The magic of Reworkd is how it chains these steps. It uses a specific prompting strategy often called ReAct (Reason + Act) or Plan-and-Solve.

The Cycle:

  1. Goal: “Find the CEO of Company X.”
  2. Task Creation: Agent generates a task list: [Search Google for CEO name, Verify on LinkedIn].
  3. Execution: Agent picks Task 1. Calls GoogleSearch("Company X CEO").
  4. Observation: API returns “Jane Doe”.
  5. Refinement: Agent updates the task list. New Task: “Search for Jane Doe’s email.”
  6. Loop: Repeat until the list is empty.

Architecture Diagram: The Agent Loop #

This is how you wire it together logically. Note that the “User” only interacts at the very beginning and very end.

graph TD
    User["User Input: Goal"] --> Orchestrator["Agent Orchestrator"]

    subgraph Loop ["The Infinite Loop"]
        Orchestrator --> TaskQueue[("Task Queue")]
        
        TaskQueue -- "Pop Next Task" --> LLM["LLM (The Brain)"]
        
        %% The Execution Cycle
        LLM -- "I need to search" --> Tool["Tool: Google Search"]
        Tool -- "Search Results" --> Context["Context Window"]
        Context --> LLM
        
        %% The Memory Cycle
        LLM -- "Analyze Result" --> Memory[("Vector DB")]
        Memory -- "Retrieve Past Knowledge" --> LLM
        
        %% The Loop Back
        LLM -- "Create New Tasks" --> TaskQueue
    end

    %% Exit Condition
    TaskQueue -- "Empty?" --> Result["Final Output"]
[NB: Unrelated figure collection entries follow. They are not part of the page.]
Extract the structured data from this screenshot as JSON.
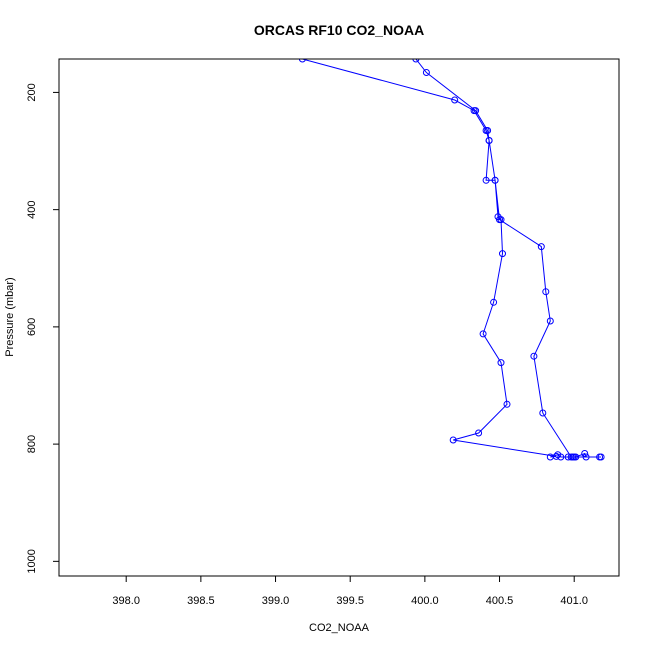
{
  "chart_data": {
    "type": "line",
    "title": "ORCAS RF10 CO2_NOAA",
    "xlabel": "CO2_NOAA",
    "ylabel": "Pressure (mbar)",
    "xlim": [
      397.55,
      401.3
    ],
    "ylim": [
      1025,
      143
    ],
    "y_reversed": true,
    "xticks": [
      398.0,
      398.5,
      399.0,
      399.5,
      400.0,
      400.5,
      401.0
    ],
    "xtick_labels": [
      "398.0",
      "398.5",
      "399.0",
      "399.5",
      "400.0",
      "400.5",
      "401.0"
    ],
    "yticks": [
      200,
      400,
      600,
      800,
      1000
    ],
    "ytick_labels": [
      "200",
      "400",
      "600",
      "800",
      "1000"
    ],
    "grid": false,
    "series_color": "#0000ff",
    "series": [
      {
        "x": [
          399.18,
          400.2,
          400.33,
          400.41,
          400.43,
          400.41,
          400.47,
          400.49,
          400.51,
          400.52,
          400.46,
          400.39,
          400.51,
          400.55,
          400.36,
          400.19,
          400.88,
          400.84,
          400.89,
          400.91,
          400.96,
          400.99,
          401.0,
          401.01,
          401.07,
          401.08,
          401.17,
          401.18,
          400.98,
          400.79,
          400.73,
          400.84,
          400.81,
          400.78,
          400.5,
          400.47,
          400.43,
          400.42,
          400.34,
          400.01,
          399.94
        ],
        "y": [
          143,
          213,
          231,
          265,
          282,
          350,
          350,
          412,
          417,
          475,
          558,
          612,
          661,
          732,
          781,
          793,
          821,
          822,
          818,
          822,
          822,
          822,
          822,
          822,
          816,
          822,
          822,
          822,
          822,
          747,
          650,
          590,
          540,
          463,
          417,
          350,
          282,
          265,
          231,
          166,
          143
        ]
      }
    ]
  }
}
The “Memory” Problem (Vector Embeddings) #

Standard chatbots have “Goldfish Memory.” If the conversation gets too long, they forget the beginning. Reworkd solves this by treating the conversation as a database.
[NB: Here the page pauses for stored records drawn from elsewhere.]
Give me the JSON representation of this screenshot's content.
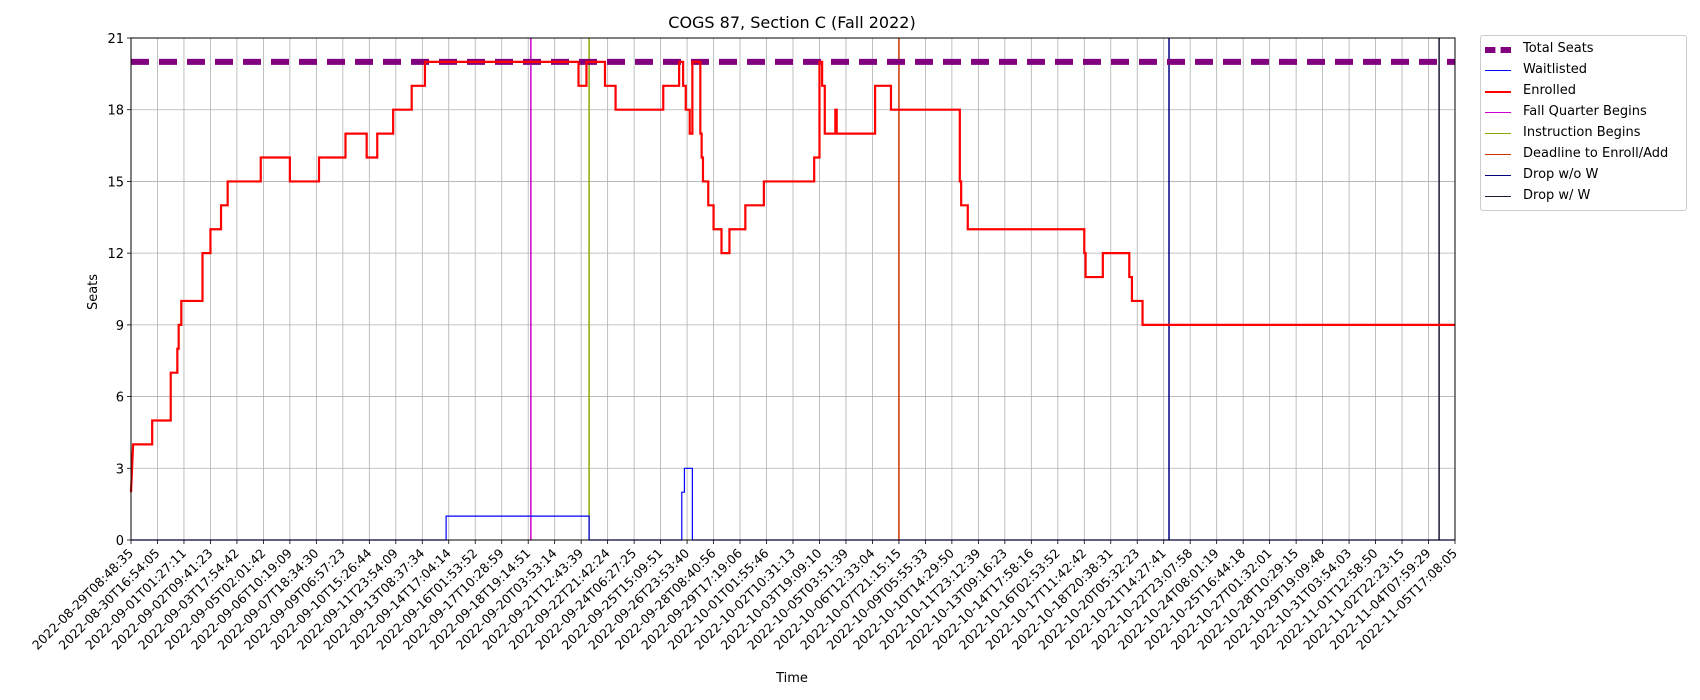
{
  "chart_data": {
    "type": "line",
    "title": "COGS 87, Section C (Fall 2022)",
    "xlabel": "Time",
    "ylabel": "Seats",
    "ylim": [
      0,
      21
    ],
    "yticks": [
      0,
      3,
      6,
      9,
      12,
      15,
      18,
      21
    ],
    "grid": true,
    "legend_position": "outside-top-right",
    "x_tick_labels": [
      "2022-08-29T08:48:35",
      "2022-08-30T16:54:05",
      "2022-09-01T01:27:11",
      "2022-09-02T09:41:23",
      "2022-09-03T17:54:42",
      "2022-09-05T02:01:42",
      "2022-09-06T10:19:09",
      "2022-09-07T18:34:30",
      "2022-09-09T06:57:23",
      "2022-09-10T15:26:44",
      "2022-09-11T23:54:09",
      "2022-09-13T08:37:34",
      "2022-09-14T17:04:14",
      "2022-09-16T01:53:52",
      "2022-09-17T10:28:59",
      "2022-09-18T19:14:51",
      "2022-09-20T03:53:14",
      "2022-09-21T12:43:39",
      "2022-09-22T21:42:24",
      "2022-09-24T06:27:25",
      "2022-09-25T15:09:51",
      "2022-09-26T23:53:40",
      "2022-09-28T08:40:56",
      "2022-09-29T17:19:06",
      "2022-10-01T01:55:46",
      "2022-10-02T10:31:13",
      "2022-10-03T19:09:10",
      "2022-10-05T03:51:39",
      "2022-10-06T12:33:04",
      "2022-10-07T21:15:15",
      "2022-10-09T05:55:33",
      "2022-10-10T14:29:50",
      "2022-10-11T23:12:39",
      "2022-10-13T09:16:23",
      "2022-10-14T17:58:16",
      "2022-10-16T02:53:52",
      "2022-10-17T11:42:42",
      "2022-10-18T20:38:31",
      "2022-10-20T05:32:23",
      "2022-10-21T14:27:41",
      "2022-10-22T23:07:58",
      "2022-10-24T08:01:19",
      "2022-10-25T16:44:18",
      "2022-10-27T01:32:01",
      "2022-10-28T10:29:15",
      "2022-10-29T19:09:48",
      "2022-10-31T03:54:03",
      "2022-11-01T12:58:50",
      "2022-11-02T22:23:15",
      "2022-11-04T07:59:29",
      "2022-11-05T17:08:05"
    ],
    "series": [
      {
        "name": "Total Seats",
        "color": "#800080",
        "style": "dashed",
        "points": [
          [
            0,
            20
          ],
          [
            50,
            20
          ]
        ]
      },
      {
        "name": "Waitlisted",
        "color": "#0000ff",
        "style": "solid",
        "points": [
          [
            0,
            0
          ],
          [
            11.9,
            0
          ],
          [
            11.9,
            1
          ],
          [
            17.3,
            1
          ],
          [
            17.3,
            0
          ],
          [
            20.8,
            0
          ],
          [
            20.8,
            2
          ],
          [
            20.9,
            2
          ],
          [
            20.9,
            3
          ],
          [
            21.2,
            3
          ],
          [
            21.2,
            0
          ],
          [
            50,
            0
          ]
        ]
      },
      {
        "name": "Enrolled",
        "color": "#ff0000",
        "style": "solid",
        "points": [
          [
            0,
            2
          ],
          [
            0.08,
            4
          ],
          [
            0.8,
            4
          ],
          [
            0.8,
            5
          ],
          [
            1.5,
            5
          ],
          [
            1.5,
            7
          ],
          [
            1.75,
            7
          ],
          [
            1.75,
            8
          ],
          [
            1.8,
            8
          ],
          [
            1.8,
            9
          ],
          [
            1.9,
            9
          ],
          [
            1.9,
            10
          ],
          [
            2.7,
            10
          ],
          [
            2.7,
            12
          ],
          [
            3.0,
            12
          ],
          [
            3.0,
            13
          ],
          [
            3.4,
            13
          ],
          [
            3.4,
            14
          ],
          [
            3.65,
            14
          ],
          [
            3.65,
            15
          ],
          [
            4.9,
            15
          ],
          [
            4.9,
            16
          ],
          [
            6.0,
            16
          ],
          [
            6.0,
            15
          ],
          [
            7.1,
            15
          ],
          [
            7.1,
            16
          ],
          [
            8.1,
            16
          ],
          [
            8.1,
            17
          ],
          [
            8.9,
            17
          ],
          [
            8.9,
            16
          ],
          [
            9.3,
            16
          ],
          [
            9.3,
            17
          ],
          [
            9.9,
            17
          ],
          [
            9.9,
            18
          ],
          [
            10.6,
            18
          ],
          [
            10.6,
            19
          ],
          [
            11.1,
            19
          ],
          [
            11.1,
            20
          ],
          [
            16.9,
            20
          ],
          [
            16.9,
            19
          ],
          [
            17.2,
            19
          ],
          [
            17.2,
            20
          ],
          [
            17.9,
            20
          ],
          [
            17.9,
            19
          ],
          [
            18.3,
            19
          ],
          [
            18.3,
            18
          ],
          [
            20.1,
            18
          ],
          [
            20.1,
            19
          ],
          [
            20.7,
            19
          ],
          [
            20.7,
            20
          ],
          [
            20.85,
            20
          ],
          [
            20.85,
            19
          ],
          [
            20.95,
            19
          ],
          [
            20.95,
            18
          ],
          [
            21.1,
            18
          ],
          [
            21.1,
            17
          ],
          [
            21.2,
            17
          ],
          [
            21.2,
            20
          ],
          [
            21.5,
            20
          ],
          [
            21.5,
            17
          ],
          [
            21.55,
            17
          ],
          [
            21.55,
            16
          ],
          [
            21.6,
            16
          ],
          [
            21.6,
            15
          ],
          [
            21.8,
            15
          ],
          [
            21.8,
            14
          ],
          [
            22.0,
            14
          ],
          [
            22.0,
            13
          ],
          [
            22.3,
            13
          ],
          [
            22.3,
            12
          ],
          [
            22.6,
            12
          ],
          [
            22.6,
            13
          ],
          [
            23.2,
            13
          ],
          [
            23.2,
            14
          ],
          [
            23.9,
            14
          ],
          [
            23.9,
            15
          ],
          [
            25.8,
            15
          ],
          [
            25.8,
            16
          ],
          [
            26.0,
            16
          ],
          [
            26.0,
            20
          ],
          [
            26.1,
            20
          ],
          [
            26.1,
            19
          ],
          [
            26.2,
            19
          ],
          [
            26.2,
            17
          ],
          [
            26.6,
            17
          ],
          [
            26.6,
            18
          ],
          [
            26.65,
            18
          ],
          [
            26.65,
            17
          ],
          [
            28.1,
            17
          ],
          [
            28.1,
            19
          ],
          [
            28.7,
            19
          ],
          [
            28.7,
            18
          ],
          [
            31.3,
            18
          ],
          [
            31.3,
            15
          ],
          [
            31.35,
            15
          ],
          [
            31.35,
            14
          ],
          [
            31.6,
            14
          ],
          [
            31.6,
            13
          ],
          [
            36.0,
            13
          ],
          [
            36.0,
            12
          ],
          [
            36.05,
            12
          ],
          [
            36.05,
            11
          ],
          [
            36.7,
            11
          ],
          [
            36.7,
            12
          ],
          [
            37.7,
            12
          ],
          [
            37.7,
            11
          ],
          [
            37.8,
            11
          ],
          [
            37.8,
            10
          ],
          [
            38.2,
            10
          ],
          [
            38.2,
            9
          ],
          [
            50,
            9
          ]
        ]
      }
    ],
    "events": [
      {
        "name": "Fall Quarter Begins",
        "x": 15.1,
        "color": "#cc00cc"
      },
      {
        "name": "Instruction Begins",
        "x": 17.3,
        "color": "#88aa00"
      },
      {
        "name": "Deadline to Enroll/Add",
        "x": 29.0,
        "color": "#cc3300"
      },
      {
        "name": "Drop w/o W",
        "x": 39.2,
        "color": "#000080"
      },
      {
        "name": "Drop w/ W",
        "x": 49.4,
        "color": "#1a1a3a"
      }
    ]
  }
}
  • The Logic: Every time the agent learns a fact (e.g., “Competitor A’s pricing is $50”), it converts that text into a Vector Embedding (a list of numbers) and saves it to a Vector DB.
  • The Retrieval: Before executing the next task, the agent queries the Vector DB: “What do I already know about pricing?”
  • The Result: The agent can run for hours and “remember” facts it found 50 steps ago, even if they fell out of the LLM’s context window.
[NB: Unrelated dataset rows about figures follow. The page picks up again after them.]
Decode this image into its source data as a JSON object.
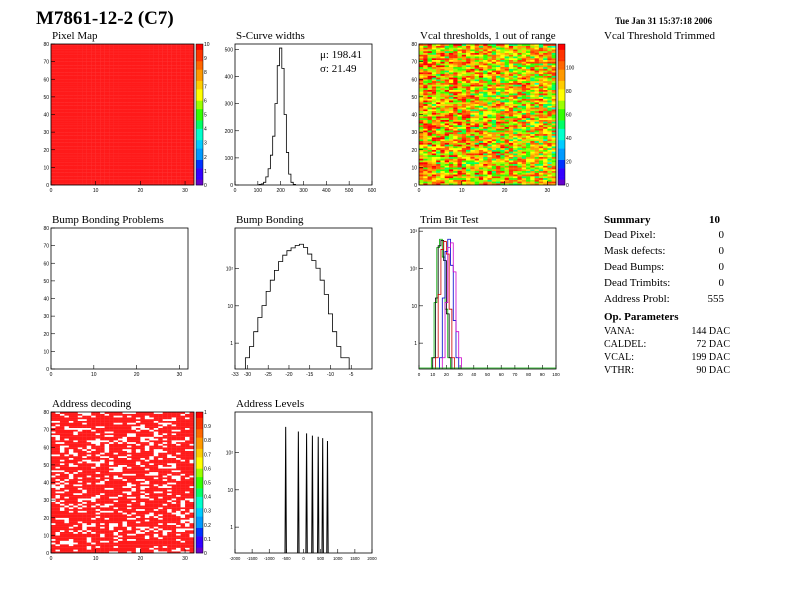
{
  "header": {
    "title": "M7861-12-2 (C7)",
    "date": "Tue Jan 31 15:37:18 2006"
  },
  "panels": {
    "pixel_map": "Pixel Map",
    "scurve": "S-Curve widths",
    "vcal_thr": "Vcal thresholds, 1 out of range",
    "vcal_trim": "Vcal Threshold Trimmed",
    "bb_problems": "Bump Bonding Problems",
    "bump_bonding": "Bump Bonding",
    "trim_bit": "Trim Bit Test",
    "addr_dec": "Address decoding",
    "addr_lvl": "Address Levels"
  },
  "stats": {
    "mu": "μ: 198.41",
    "sigma": "σ: 21.49"
  },
  "summary": {
    "title": "Summary",
    "total": "10",
    "rows": [
      {
        "label": "Dead Pixel:",
        "value": "0"
      },
      {
        "label": "Mask defects:",
        "value": "0"
      },
      {
        "label": "Dead Bumps:",
        "value": "0"
      },
      {
        "label": "Dead Trimbits:",
        "value": "0"
      },
      {
        "label": "Address Probl:",
        "value": "555"
      }
    ]
  },
  "op_params": {
    "title": "Op. Parameters",
    "rows": [
      {
        "label": "VANA:",
        "value": "144 DAC"
      },
      {
        "label": "CALDEL:",
        "value": "72 DAC"
      },
      {
        "label": "VCAL:",
        "value": "199 DAC"
      },
      {
        "label": "VTHR:",
        "value": "90 DAC"
      }
    ]
  },
  "chart_data": [
    {
      "id": "pixel_map",
      "type": "heatmap",
      "title": "Pixel Map",
      "xlim": [
        0,
        32
      ],
      "ylim": [
        0,
        80
      ],
      "xticks": [
        "0",
        "10",
        "20",
        "30"
      ],
      "yticks": [
        "0",
        "10",
        "20",
        "30",
        "40",
        "50",
        "60",
        "70",
        "80"
      ],
      "zlim": [
        0,
        10
      ],
      "zticks": [
        "0",
        "1",
        "2",
        "3",
        "4",
        "5",
        "6",
        "7",
        "8",
        "9",
        "10"
      ],
      "fill_value": 10
    },
    {
      "id": "scurve",
      "type": "line",
      "title": "S-Curve widths",
      "xlim": [
        0,
        600
      ],
      "ylim": [
        0,
        520
      ],
      "xticks": [
        "0",
        "100",
        "200",
        "300",
        "400",
        "500",
        "600"
      ],
      "yticks": [
        "0",
        "100",
        "200",
        "300",
        "400",
        "500"
      ],
      "x": [
        110,
        120,
        130,
        140,
        150,
        160,
        170,
        180,
        190,
        200,
        210,
        220,
        230,
        240,
        250,
        260
      ],
      "y": [
        2,
        4,
        10,
        30,
        60,
        110,
        180,
        300,
        440,
        505,
        430,
        260,
        120,
        40,
        10,
        2
      ]
    },
    {
      "id": "vcal_thr",
      "type": "heatmap",
      "title": "Vcal thresholds, 1 out of range",
      "xlim": [
        0,
        32
      ],
      "ylim": [
        0,
        80
      ],
      "xticks": [
        "0",
        "10",
        "20",
        "30"
      ],
      "yticks": [
        "0",
        "10",
        "20",
        "30",
        "40",
        "50",
        "60",
        "70",
        "80"
      ],
      "zlim": [
        0,
        120
      ],
      "zticks": [
        "0",
        "20",
        "40",
        "60",
        "80",
        "100"
      ],
      "value_range": [
        55,
        125
      ]
    },
    {
      "id": "bb_problems",
      "type": "heatmap",
      "title": "Bump Bonding Problems",
      "xlim": [
        0,
        32
      ],
      "ylim": [
        0,
        80
      ],
      "xticks": [
        "0",
        "10",
        "20",
        "30"
      ],
      "yticks": [
        "0",
        "10",
        "20",
        "30",
        "40",
        "50",
        "60",
        "70",
        "80"
      ]
    },
    {
      "id": "bump_bonding",
      "type": "line",
      "title": "Bump Bonding",
      "log_y": true,
      "xlim": [
        -33,
        0
      ],
      "ylim": [
        0.5,
        3000
      ],
      "xticks": [
        "-33",
        "-30",
        "-25",
        "-20",
        "-15",
        "-10",
        "-5"
      ],
      "yticks": [
        "1",
        "10",
        "10²"
      ],
      "x": [
        -30,
        -29,
        -28,
        -27,
        -26,
        -25,
        -24,
        -23,
        -22,
        -21,
        -20,
        -19,
        -18,
        -17,
        -16,
        -15,
        -14,
        -13,
        -12,
        -11,
        -10,
        -9,
        -8,
        -7,
        -6
      ],
      "y": [
        1,
        2,
        5,
        12,
        25,
        60,
        120,
        220,
        380,
        560,
        740,
        880,
        1020,
        1100,
        900,
        600,
        400,
        250,
        120,
        50,
        15,
        5,
        2,
        1,
        1
      ]
    },
    {
      "id": "trim_bit",
      "type": "line",
      "title": "Trim Bit Test",
      "log_y": true,
      "xlim": [
        0,
        100
      ],
      "ylim": [
        0.5,
        3000
      ],
      "xticks": [
        "0",
        "10",
        "20",
        "30",
        "40",
        "50",
        "60",
        "70",
        "80",
        "90",
        "100"
      ],
      "yticks": [
        "1",
        "10",
        "10²",
        "10³"
      ],
      "series": [
        {
          "color": "#00aa00",
          "x": [
            10,
            12,
            14,
            16,
            18,
            20,
            22
          ],
          "y": [
            1,
            30,
            900,
            1500,
            500,
            20,
            1
          ]
        },
        {
          "color": "#000000",
          "x": [
            11,
            13,
            15,
            17,
            19,
            21,
            23
          ],
          "y": [
            1,
            40,
            1000,
            1400,
            400,
            15,
            1
          ]
        },
        {
          "color": "#cc0000",
          "x": [
            13,
            15,
            17,
            19,
            21,
            23,
            25
          ],
          "y": [
            1,
            50,
            800,
            1300,
            600,
            20,
            1
          ]
        },
        {
          "color": "#0000cc",
          "x": [
            16,
            18,
            20,
            22,
            24,
            26,
            28
          ],
          "y": [
            1,
            40,
            700,
            1500,
            300,
            10,
            1
          ]
        },
        {
          "color": "#cc00cc",
          "x": [
            18,
            20,
            22,
            24,
            26,
            28,
            30
          ],
          "y": [
            1,
            30,
            900,
            1200,
            200,
            5,
            1
          ]
        }
      ]
    },
    {
      "id": "addr_dec",
      "type": "heatmap",
      "title": "Address decoding",
      "xlim": [
        0,
        32
      ],
      "ylim": [
        0,
        80
      ],
      "xticks": [
        "0",
        "10",
        "20",
        "30"
      ],
      "yticks": [
        "0",
        "10",
        "20",
        "30",
        "40",
        "50",
        "60",
        "70",
        "80"
      ],
      "zlim": [
        0,
        1
      ],
      "zticks": [
        "0",
        "0.1",
        "0.2",
        "0.3",
        "0.4",
        "0.5",
        "0.6",
        "0.7",
        "0.8",
        "0.9",
        "1"
      ],
      "bad_pixels": 555
    },
    {
      "id": "addr_lvl",
      "type": "line",
      "title": "Address Levels",
      "log_y": true,
      "xlim": [
        -2000,
        2000
      ],
      "ylim": [
        0.5,
        3000
      ],
      "xticks": [
        "-2000",
        "-1500",
        "-1000",
        "-500",
        "0",
        "500",
        "1000",
        "1500",
        "2000"
      ],
      "yticks": [
        "1",
        "10",
        "10²"
      ],
      "peaks": [
        -520,
        -150,
        90,
        260,
        430,
        560,
        700
      ],
      "heights": [
        1200,
        900,
        800,
        700,
        650,
        600,
        500
      ]
    }
  ]
}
The Danger Zone: Infinite Loops & Cost #

The biggest risk in Agent architecture is the Runaway Loop. If the agent fails to find an answer, it might generate a task to “Try again,” which generates a task to “Try again,” ad infinitum.

Architectural Guardrails:

  1. Max Loop Count: Hard limit of 25 loops. (Kill switch).
  2. Task De-duplication: Use fuzzy matching to ensure the agent doesn’t add a task it has already completed.
  3. “Human in the Loop”: For critical actions (like Send Email or Delete File), the architecture must pause and wait for user approval.

Conclusion #

Building an agent is not about “better prompts.” It is about building a robust State Management system around an LLM. The LLM is just the engine; the Architecture is the steering wheel. Without the steering wheel (The Loop), the engine just spins in circles.